If you need computing capabilities other than what is available to you locally at Yale, our research support team can work with you to recommend and connect you to national computing resources and cloud computing platforms.

We encourage you to explore the resources available on this page. Please contact us at research.computing@yale.edu to discuss the specific requirements of your research project so that we can assist you in finding the right computational resources to meet your needs.

lines of code on a computer screen

External Computing Resources

National Science Foundation ACCESS Program

ACCESS is a program established and funded by the U.S. National Science Foundation to help researchers and educators, with or without supporting grants, to utilize the nation’s advanced computing systems and services – at no cost to them. We encourage you to explore the available computing, data analysis, or storage resources available through the ACCESS program.  

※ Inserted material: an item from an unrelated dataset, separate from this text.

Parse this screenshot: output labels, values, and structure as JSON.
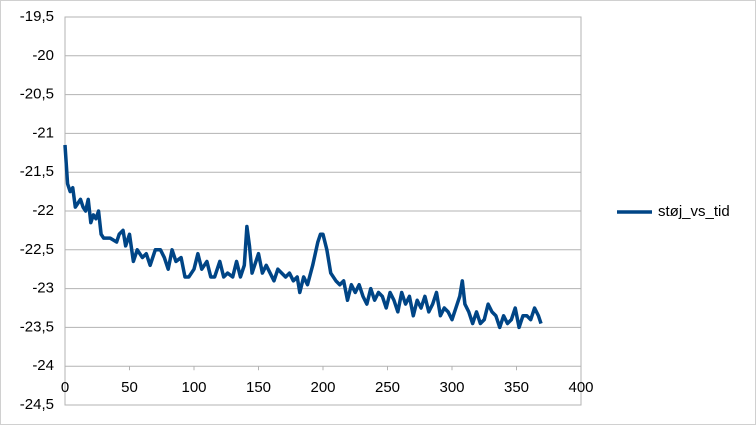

To help with the application process, YCRC offers Accessing ACCESS training video. 

National AI Research Resource Pilot (NAIRR)

The NAIRR Pilot aims to connect U.S. researchers and educators to computational, data, and training resources needed to advance AI research and research that employs AI. Federal agencies are collaborating with government-supported and non-governmental partners to implement the Pilot as a preparatory step toward an eventual full NAIRR implementation.

The Requesting Resources via the National AI Research Resource Pilot webinar presents an overview of the process for requesting no-charge access to technology resources via the National AI Research Resources Pilot program. In addition to introducing the available, no-charge technology resources, the presentation prepares AI Researchers and Educators for the development of successful resource allocation requests.

The OSG Consortium Resources

The OSG Consortium, established in 2005, operates distributed High Throughput Computing services for the National Science & Engineering community through a collaborative network of research institutions. Their OSPool provides fair-share access to computing resources for any US researcher conducting open science, while the Open Science Data Federation (OSDF) enables efficient data file sharing with 500GB of default storage through OSG-Operated Access Points, collectively forming pools of shared computing and data capacity with the Open Science Pool specifically serving all US-associated open science initiatives.